Out of the 129 Anisakis larvae identified by PCR-RFLP analysis, an approximately 900 bp fragment was produced after amplification of the rDNA region (ITS1, 5.8 subunit, and ITS2). The PCR products were processed to identify the species with restriction enzyme Hinf1. Hinf1 is the most appropriate and the best known enzyme for anisakid larvae identification [7,23]. RFLP produced 2 patterns. One revealed 3 different fragments approximately between 250 and 500 bp (A. pegreffii) and the other displayed 2 different fragments between 250 bp and 1,000 bp (A. typica). Most (86.8%; 112/129) larvae were diagnosed as A. pegreffii, whereas 7.8% (10/129) were diagnosed as A. typica. The remaining 5.4% (7/129) could not be diagnosed (Fig. 1).

Fig. 1.

(A) PCR-RFLP patterns of the rDNA region spanning the ITS-1, 5.8S, and ITS-2, for A. pegreffii and A. typica from the sea eels. M, 100-bp ladder. Lanes 1 and 3, gDNA from Anisakis spp.; lane 2, A. pegreffii (370, 300, and 250 bp); lane 4, A. typica (350 and 620 bp). (B) The infection status of the sea eels with different species of Anisakis larvae (n=129).

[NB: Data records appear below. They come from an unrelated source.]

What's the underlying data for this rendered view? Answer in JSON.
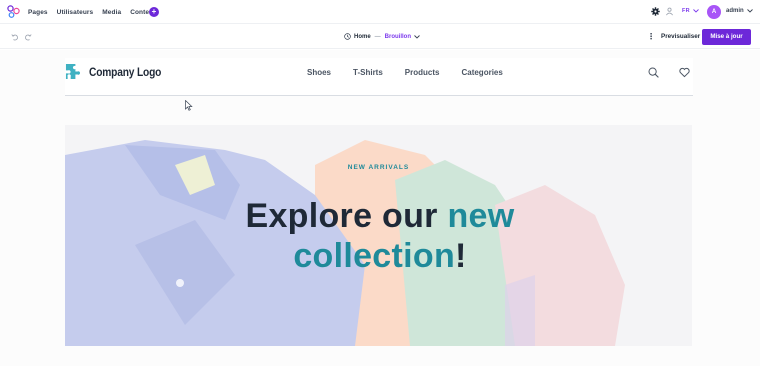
{
  "topbar": {
    "nav": [
      "Pages",
      "Utilisateurs",
      "Media",
      "Content"
    ],
    "add_label": "+",
    "language": "FR",
    "avatar_initial": "A",
    "user_name": "admin"
  },
  "editor": {
    "breadcrumb_home": "Home",
    "breadcrumb_sep": "—",
    "status": "Brouillon",
    "kebab": "⋮",
    "preview_label": "Previsualiser",
    "update_label": "Mise à jour"
  },
  "site": {
    "logo_text": "Company Logo",
    "nav": [
      "Shoes",
      "T-Shirts",
      "Products",
      "Categories"
    ]
  },
  "hero": {
    "eyebrow": "NEW ARRIVALS",
    "headline_part1": "Explore our ",
    "headline_highlight1": "new",
    "headline_highlight2": "collection",
    "headline_end": "!"
  },
  "colors": {
    "accent": "#6d28d9",
    "teal": "#1f8a9a",
    "text": "#1f2937"
  },
  "icons": [
    "app-logo-icon",
    "gear-icon",
    "users-icon",
    "chevron-down-icon",
    "undo-icon",
    "redo-icon",
    "clock-icon",
    "puzzle-logo-icon",
    "search-icon",
    "heart-icon",
    "cursor-icon"
  ]
}
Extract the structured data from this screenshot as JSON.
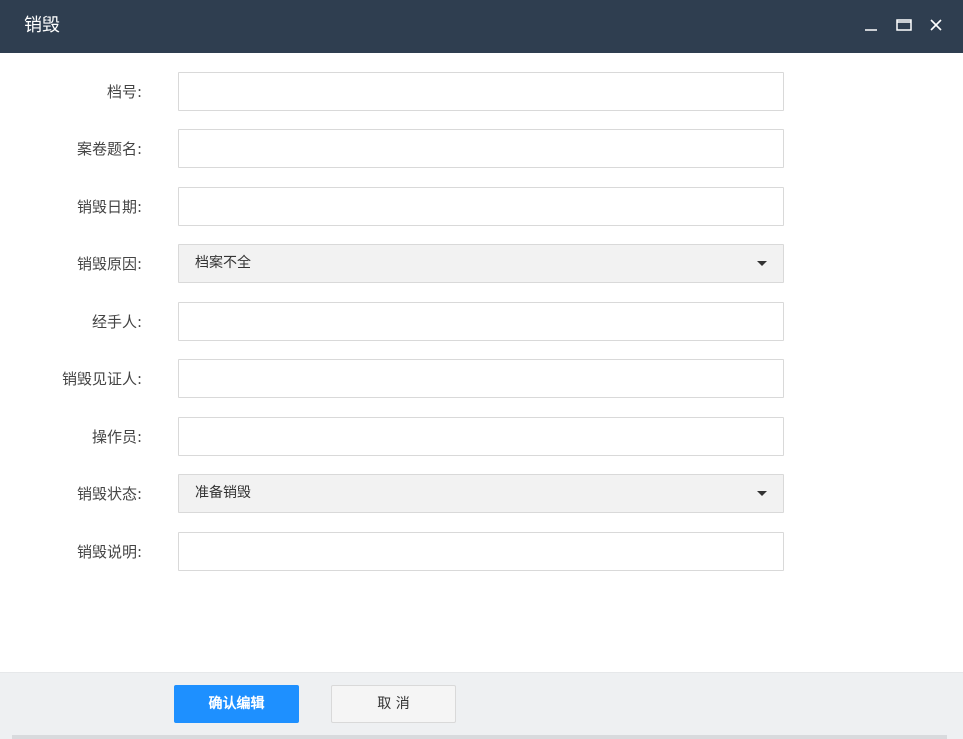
{
  "window": {
    "title": "销毁",
    "controls": {
      "minimize_icon": "minimize-icon",
      "maximize_icon": "maximize-icon",
      "close_icon": "close-icon"
    },
    "titlebar_color": "#2f3e50"
  },
  "form": {
    "fields": [
      {
        "label": "档号:",
        "type": "text",
        "value": ""
      },
      {
        "label": "案卷题名:",
        "type": "text",
        "value": ""
      },
      {
        "label": "销毁日期:",
        "type": "text",
        "value": ""
      },
      {
        "label": "销毁原因:",
        "type": "select",
        "value": "档案不全"
      },
      {
        "label": "经手人:",
        "type": "text",
        "value": ""
      },
      {
        "label": "销毁见证人:",
        "type": "text",
        "value": ""
      },
      {
        "label": "操作员:",
        "type": "text",
        "value": ""
      },
      {
        "label": "销毁状态:",
        "type": "select",
        "value": "准备销毁"
      },
      {
        "label": "销毁说明:",
        "type": "text",
        "value": ""
      }
    ]
  },
  "footer": {
    "confirm_label": "确认编辑",
    "cancel_label": "取 消",
    "primary_color": "#1e90ff"
  }
}
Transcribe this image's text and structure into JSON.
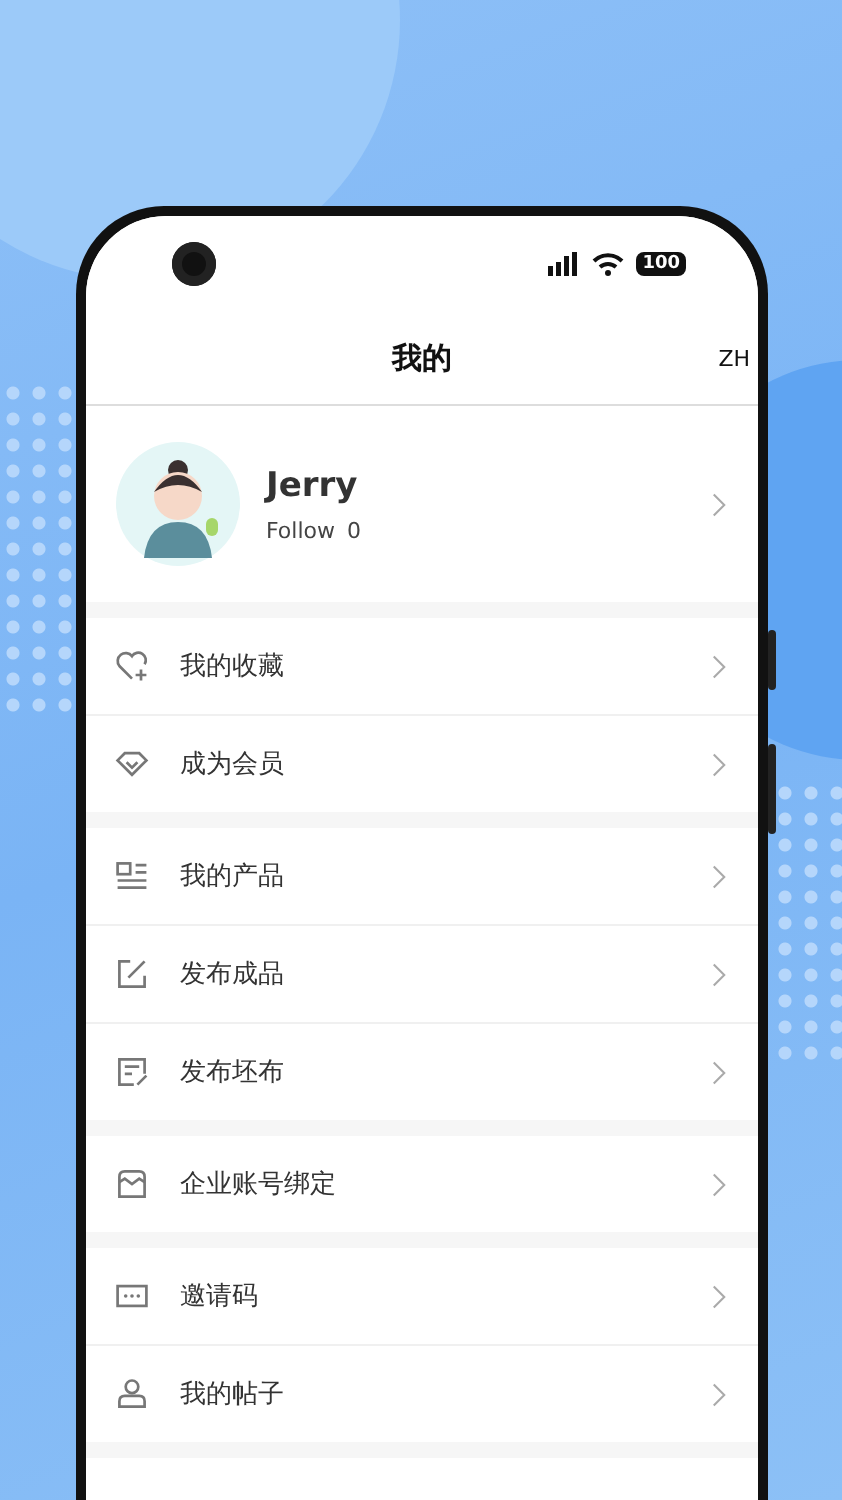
{
  "status_bar": {
    "battery": "100"
  },
  "header": {
    "title": "我的",
    "language": "ZH"
  },
  "profile": {
    "name": "Jerry",
    "follow_label": "Follow",
    "follow_count": "0"
  },
  "menu_groups": [
    {
      "items": [
        {
          "label": "我的收藏"
        },
        {
          "label": "成为会员"
        }
      ]
    },
    {
      "items": [
        {
          "label": "我的产品"
        },
        {
          "label": "发布成品"
        },
        {
          "label": "发布坯布"
        }
      ]
    },
    {
      "items": [
        {
          "label": "企业账号绑定"
        }
      ]
    },
    {
      "items": [
        {
          "label": "邀请码"
        },
        {
          "label": "我的帖子"
        }
      ]
    }
  ]
}
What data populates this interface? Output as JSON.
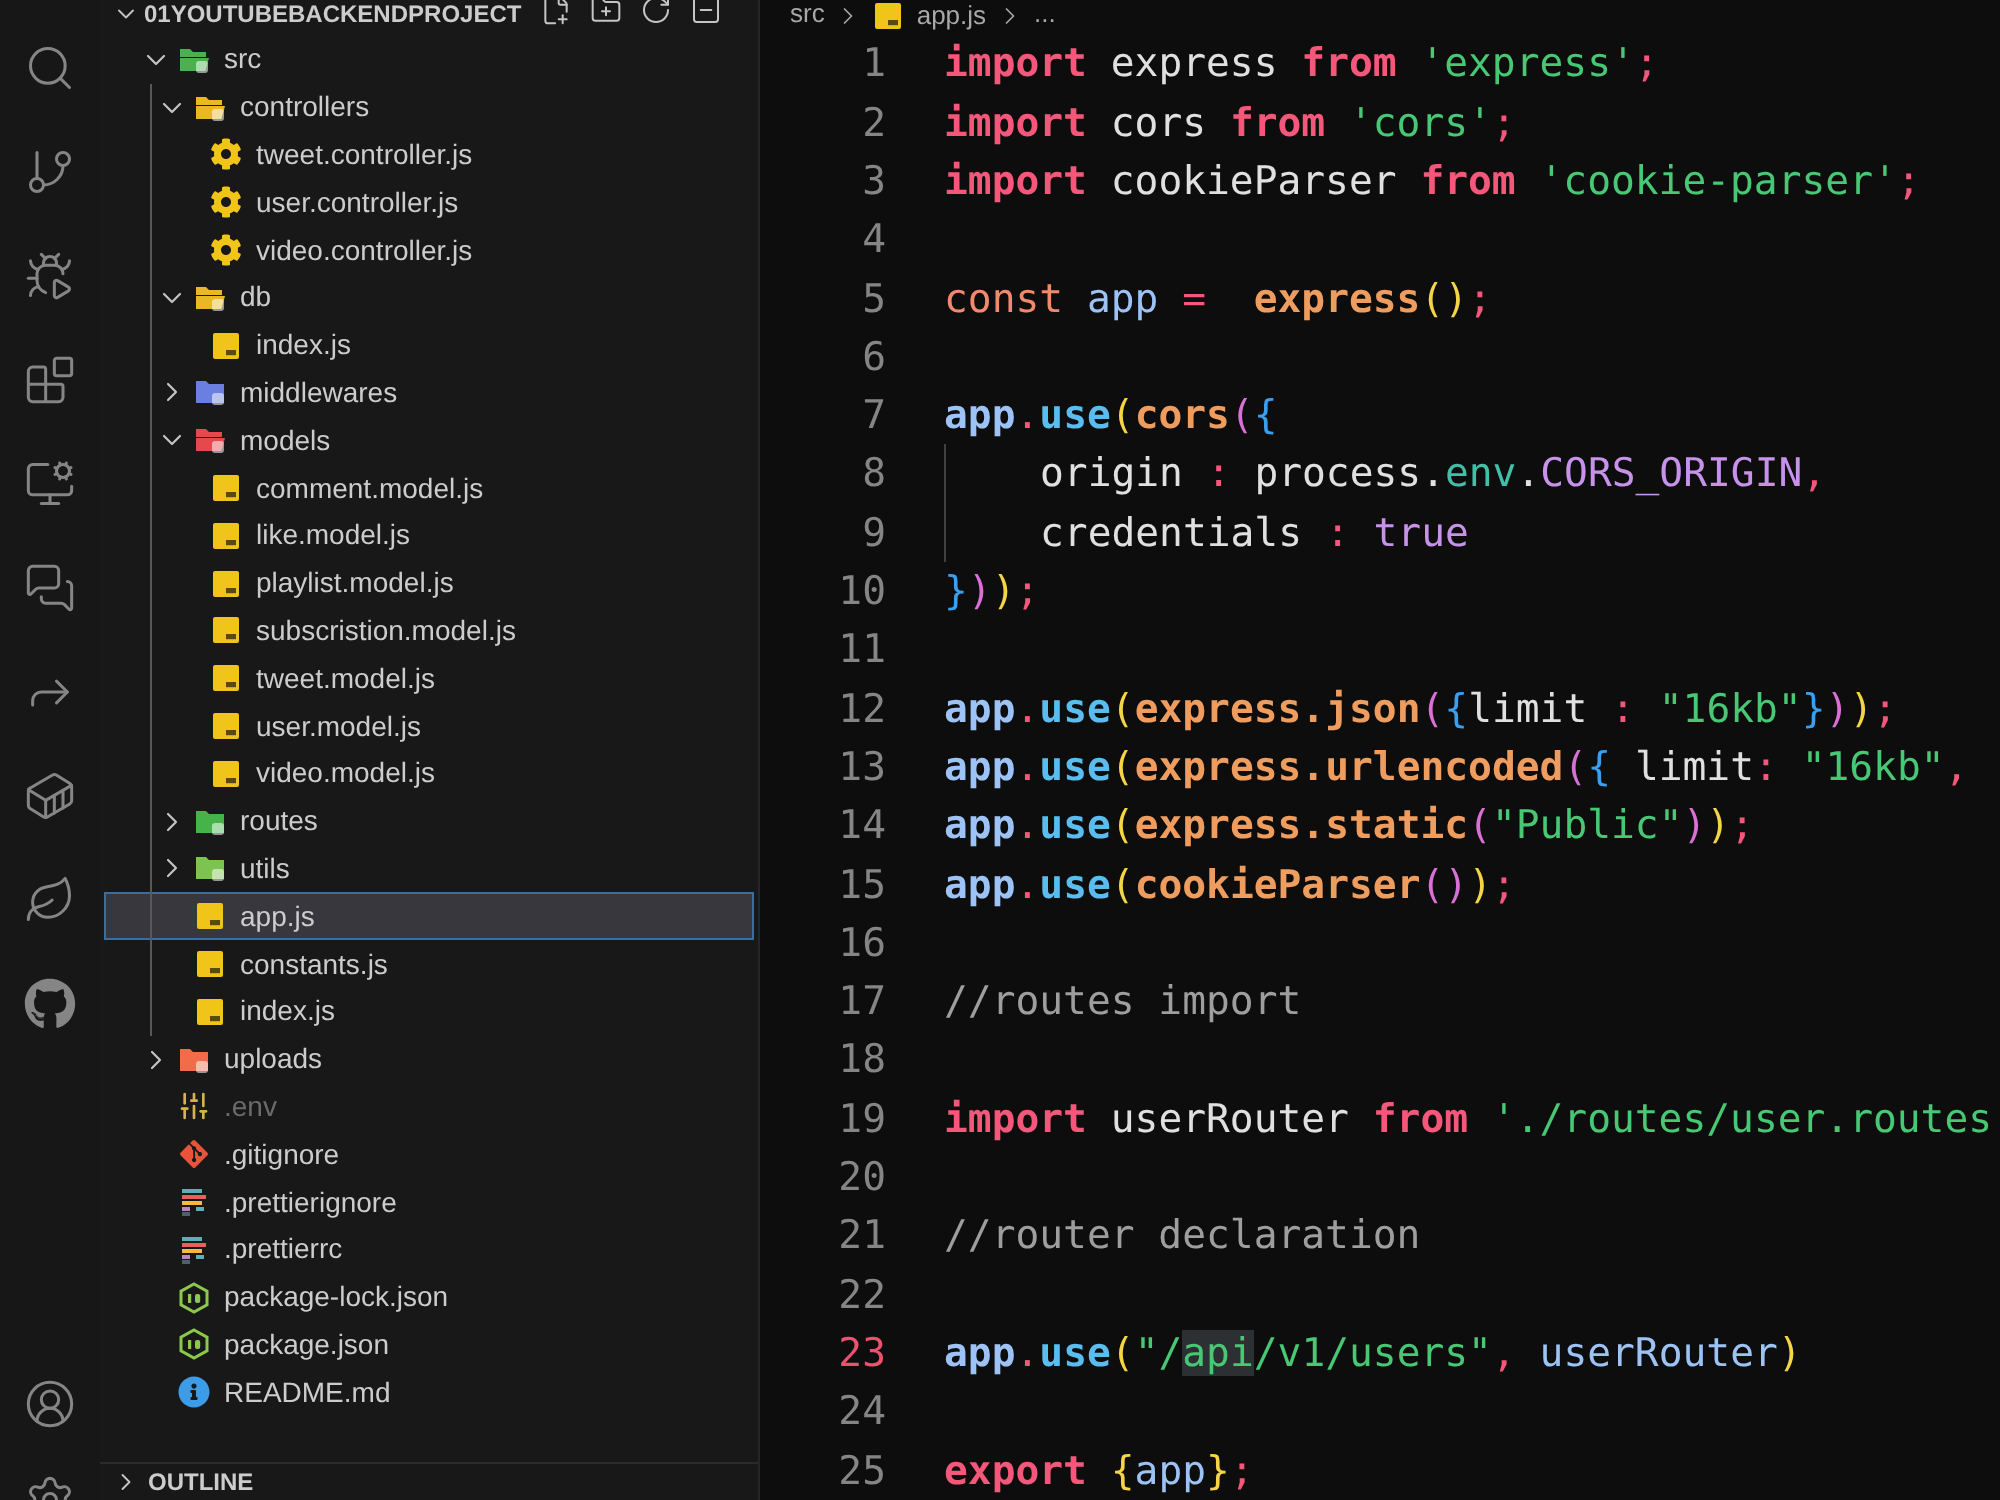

The final confirmation of the species was made after sequencing of the ITS and cox2. Three randomly selected Anisakis type I larvae were undergone sequencing of the ITS region (274 bp), and all of the samples revealed 100% identity with A. pegreffii (GenBank no. AB277823) and 99.2% identity with A. simplex s.s. (no. AB277822) (Table 1). In addition, 6 randomly selected samples underwent cox2 sequencing of the 582-629 bp region. Results indicated that the larvae were identical (97.8-100%) with A. pegreffii (no. EU413958) rather than with A. simplex s.s. (AB517560) (94.9-95.5%) (Table 1). Based on this information, phylogenetic trees of anisakid nematodes based on ITS and cox2 sequences were constructed using the neighbor-joining method (Free Software Foundation, Boston, Massachusetts, USA) (Fig. 2).

Nucleotide identity (%) of our specimens with the known Anisakis pegreffii, A. simplex s.s. and A. typica sequences in GenBank for the ITS region and cox2

Fig. 2.

Neighbor-Joining trees of Anisakis spp. based on (A) ITS region (274 bp) and (B) cox2 gene (511 bp) exploring the relationships among Anisakis spp. available in GenBank and Anisakis larvae collected from the sea eels in Korea.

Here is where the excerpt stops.